AI is now present in the tools we use every day, in conversations with customers and colleagues, and in the newsletters we read. But there is a substantial difference between asking ChatGPT to write an email and building a system that makes your team truly more effective and competitive.
When we talk about AI in business, we often stop at the surface: automation here, a prompt there, integration with some tool that promises extraordinary results. The real question is: are we solving real problems or are we just following the trend of the moment?
In our case, we had to address this question honestly. And the answer was not at all obvious.
Every technological evolution brings rapid change. AI is no exception; in fact, it is probably the fastest of all. Those who stand still and watch are quickly left behind. Not necessarily by larger competitors, but by those who have understood how to use these tools to do better, faster and with less waste.
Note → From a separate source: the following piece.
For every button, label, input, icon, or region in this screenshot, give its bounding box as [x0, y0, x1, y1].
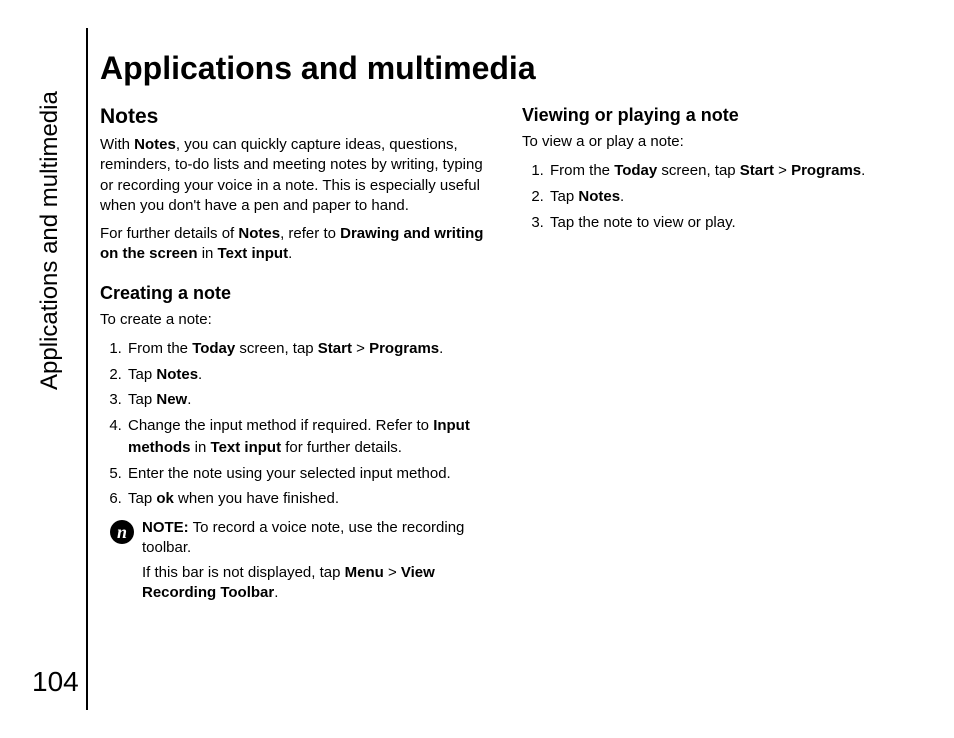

We don't have a magic formula. We tried, we failed, we started again. But along the way, we learned some fundamental things.
☝️AI amplifies strategic thinking, it doesn't replace it
If you don't know what you want to achieve, no algorithm will do it for you. Our best processes are those where we first clarify the goal, then find the right way to use AI to achieve it more quickly.
✌️The best integration is invisible
When a team member uses AI without even noticing because it's integrated into their usual workflow, you've won. If they have to interrupt what they're doing, switch applications, copy and paste data, you've just added complexity.
🤟Not all hours saved are equal
We've found that sometimes AI saves us time on low-value tasks; other times, it allows us to invest more time in higher-quality output. It's not enough to ask, ‘How much time are we saving?’ but ‘Are we working on the right things?’
What we have achieved...
Project management is one of those areas where integrating AI makes immediate sense. That's why we changed our perspective and approach. Instead of starting from scratch every time, we built a support system that intervenes at two key moments in the process — the generation of the PRD (Product Requirements Document) and the estimation of timelines for quotes.

The image above shows the flow we have built: from initial strategic thinking to operational decomposition.
We start with the brief, which includes the project's objectives, context and technical constraints. From there, the content goes through Google AI Studio with Gemini models. The prompt analyses the information, correlates it and considers priorities and complexity. Then we iterate until the output is aligned with what we want to achieve.
The result: a structured PRD with technical specifications, rough estimates, and decomposition into epics, stories, and tasks. Not perfect, but solid enough to enter the Kanban flow after review.
It wasn't a walk in the park.
The first attempt was a disaster. So was the second.
Creating effective prompts takes time. You don't just write a prompt and immediately get what you want. To work, a prompt must be thought out, constructed, tested, and continuously improved.
In fact, achieving this flow took weeks of iteration: giving the model the right context, defining clear constraints, guiding the reasoning step by step, providing concrete examples. Each version of the prompt taught us where more precision was needed.
The review remains the critical point.
AI can generate a draft PRD in minutes, but it takes an expert eye to understand whether it makes sense in the specific context of the project. It can suggest timelines, but we are the ones who know that that customer needs more attention or that that feature hides complexities that the algorithm cannot see.
This is where it gets complicated. As project managers know all too well, every project is different. You may have similar requirements, but they are never identical: the customer's context, existing integrations, technical constraints and priorities are always changing.
Creating a standard prompt for estimating the timing of a given project has proven to be more difficult than expected.
We therefore had to roll up our sleeves and build a more flexible system, capable of adapting to different types of projects without losing consistency.
The honest answer? It depends.
It depends on how you use it and what you want to achieve. Some teams may double their output while maintaining the same quality, while others may add an extra layer of complexity without any tangible benefits.
The difference? The former have integrated AI strategically, with clear and precise objectives. The latter have used it because "everyone else is doing it".
AI improves productivity when it allows you to focus on the things that matter: making better decisions, spending time on strategic conversations with customers, experimenting with solutions you wouldn't have had time to explore before.
So the real question to ask yourself is: is AI adding value to your work, or are you just adding another tool to your list?